In fact, one of the most refreshing things about this reboot of the 1980s TV show is that it gleefully wallows in its own crass commercialism. It's a wicked send-up of not only the whole buddy-cop genre, but of itself.
Our film comedies have now reached the level of ironic detachment where the snake is eating its own tail. Nothing we see is meant to be taken at face value. So the stars aren't playing the roles of undercover cops posing as college students — one the brainy dweeb and the other the lunkhead bruiser — but the parody versions of them.
At one point, Hill and Tatum walk into their new "undercover" police headquarters, which happens to be right across the street from their old one. Next door, the "23 Jump Street Apartments" are currently under construction.
If you think that's hip and hilarious, wait till the end credits, which takes the same joke and runs it into the end zone, spikes the ball, bursts out of the stadium into the parking lot, and keeps going.
After inept rookie cops Schmidt and Jenko (Hill and Tatum, respectively) managed to break up a huge high school drug ring, they're tasked with doing the same thing again at MC State. When Schmidt tries to suggest other approaches, their deputy chief (Nick Offerman) sternly enforces the rule of sequels: Do exactly the same thing as last time.

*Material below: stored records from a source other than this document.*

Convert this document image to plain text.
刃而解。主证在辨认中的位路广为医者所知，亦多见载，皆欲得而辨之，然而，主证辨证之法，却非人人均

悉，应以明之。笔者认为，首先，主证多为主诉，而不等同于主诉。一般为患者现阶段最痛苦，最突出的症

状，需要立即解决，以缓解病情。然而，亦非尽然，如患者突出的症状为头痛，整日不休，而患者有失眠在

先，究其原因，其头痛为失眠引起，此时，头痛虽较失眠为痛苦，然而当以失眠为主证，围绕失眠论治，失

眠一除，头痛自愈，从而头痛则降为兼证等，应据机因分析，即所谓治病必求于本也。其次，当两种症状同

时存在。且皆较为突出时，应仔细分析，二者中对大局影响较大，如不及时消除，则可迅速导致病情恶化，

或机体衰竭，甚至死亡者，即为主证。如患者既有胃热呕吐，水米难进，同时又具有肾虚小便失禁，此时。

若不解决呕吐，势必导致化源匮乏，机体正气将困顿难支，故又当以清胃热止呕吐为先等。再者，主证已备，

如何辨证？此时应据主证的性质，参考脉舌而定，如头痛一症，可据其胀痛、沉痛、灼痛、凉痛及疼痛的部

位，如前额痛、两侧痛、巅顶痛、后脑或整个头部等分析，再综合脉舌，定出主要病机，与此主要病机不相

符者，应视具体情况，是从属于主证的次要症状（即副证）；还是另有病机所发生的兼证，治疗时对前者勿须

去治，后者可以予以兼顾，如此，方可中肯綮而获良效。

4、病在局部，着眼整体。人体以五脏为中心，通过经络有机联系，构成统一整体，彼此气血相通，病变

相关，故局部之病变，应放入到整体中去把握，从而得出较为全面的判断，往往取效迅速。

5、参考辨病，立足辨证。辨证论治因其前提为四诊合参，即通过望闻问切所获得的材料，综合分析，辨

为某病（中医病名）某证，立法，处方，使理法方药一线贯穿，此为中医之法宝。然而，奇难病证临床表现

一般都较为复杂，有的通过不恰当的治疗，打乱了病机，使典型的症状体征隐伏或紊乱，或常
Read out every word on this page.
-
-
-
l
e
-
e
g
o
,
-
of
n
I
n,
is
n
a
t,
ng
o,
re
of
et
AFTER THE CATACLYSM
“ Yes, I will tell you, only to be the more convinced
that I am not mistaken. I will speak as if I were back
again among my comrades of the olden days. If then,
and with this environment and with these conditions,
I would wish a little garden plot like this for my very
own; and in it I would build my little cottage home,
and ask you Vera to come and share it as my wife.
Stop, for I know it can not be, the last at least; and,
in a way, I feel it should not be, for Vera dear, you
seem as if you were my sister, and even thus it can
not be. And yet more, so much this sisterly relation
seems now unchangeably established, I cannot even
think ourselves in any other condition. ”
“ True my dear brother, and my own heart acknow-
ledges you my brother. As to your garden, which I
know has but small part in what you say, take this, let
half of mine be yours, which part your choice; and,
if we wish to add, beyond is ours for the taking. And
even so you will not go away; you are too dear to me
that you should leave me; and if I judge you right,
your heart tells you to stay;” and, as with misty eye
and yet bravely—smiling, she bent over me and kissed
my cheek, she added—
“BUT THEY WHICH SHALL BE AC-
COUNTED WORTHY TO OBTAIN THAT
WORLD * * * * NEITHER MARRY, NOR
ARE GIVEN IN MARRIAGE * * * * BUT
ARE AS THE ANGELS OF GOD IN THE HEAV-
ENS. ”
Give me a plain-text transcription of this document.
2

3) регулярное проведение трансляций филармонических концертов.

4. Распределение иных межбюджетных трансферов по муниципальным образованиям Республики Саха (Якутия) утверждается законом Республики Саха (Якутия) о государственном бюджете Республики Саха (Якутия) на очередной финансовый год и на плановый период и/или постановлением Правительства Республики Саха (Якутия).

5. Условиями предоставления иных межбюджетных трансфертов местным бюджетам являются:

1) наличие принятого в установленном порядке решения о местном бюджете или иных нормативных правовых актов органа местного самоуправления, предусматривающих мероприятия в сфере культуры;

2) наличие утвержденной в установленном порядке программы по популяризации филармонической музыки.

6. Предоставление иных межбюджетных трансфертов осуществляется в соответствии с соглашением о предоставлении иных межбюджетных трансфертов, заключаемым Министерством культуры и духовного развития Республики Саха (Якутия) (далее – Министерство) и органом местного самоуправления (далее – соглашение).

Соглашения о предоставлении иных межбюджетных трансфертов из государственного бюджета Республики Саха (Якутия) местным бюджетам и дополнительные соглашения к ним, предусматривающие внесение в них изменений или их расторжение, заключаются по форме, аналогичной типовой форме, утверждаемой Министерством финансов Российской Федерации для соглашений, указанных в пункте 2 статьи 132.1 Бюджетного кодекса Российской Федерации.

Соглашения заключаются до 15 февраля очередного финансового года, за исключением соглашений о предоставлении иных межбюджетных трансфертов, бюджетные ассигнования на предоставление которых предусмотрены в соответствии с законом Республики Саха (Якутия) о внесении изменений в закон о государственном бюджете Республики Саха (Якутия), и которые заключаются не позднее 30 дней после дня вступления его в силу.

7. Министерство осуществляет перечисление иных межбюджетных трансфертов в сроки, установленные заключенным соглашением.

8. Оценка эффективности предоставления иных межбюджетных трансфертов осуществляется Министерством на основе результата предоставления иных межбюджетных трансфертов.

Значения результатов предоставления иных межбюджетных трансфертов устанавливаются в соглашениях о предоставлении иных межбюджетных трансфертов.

This they do, with the socially awkward Schmidt struggling to fit into the college party scene, while Jenko makes the football team as a walk-on and bonds with their charismatic quarterback (Wyatt Russell), who may or may not be the linchpin of campus narcotics trafficking.
The specifics of the plot are so tiresome that co-directors Phil Lord and Christopher Miller and their trio of screenwriters barely even bother to pay attention to them. The movie mostly jumps from scene to scene, generally involving Hill and Tatum spewing out motormouth gibberish and making fools of themselves while also commenting on the proceedings as they're unfolding. The movie doesn't so much do jokes as stages uncomfortable situations.
This is the comedy of embarrassment. Much of this is painful to watch, and in seeing our boys squirm we are intended to derive laughs.
And there are a lot of them, though there are long stretches in the middle where we feel more sorry for the people we're following than amused by them.
The lead actors are both in their 30s, and look it, and one of the running gags is that absolutely no one they meet believes they are college age.
"I'm 19," Schmidt says, straight-faced.
"Nineteen minutes late to the pinochle game?" a snarky girl responds.
After awhile, though, the shtick starts to wear thin and we know everything that's going to happen — like that no gunfight can commence without an extended back-and-forth of insults and quips between the antagonists.
At nearly two hours long, "22 Jump Street" far outstays its welcome. Like an actual college party, it's raucous and intoxicating for awhile, but after 90 minutes you've seen all there is to see, and the music shuffle starts to repeat.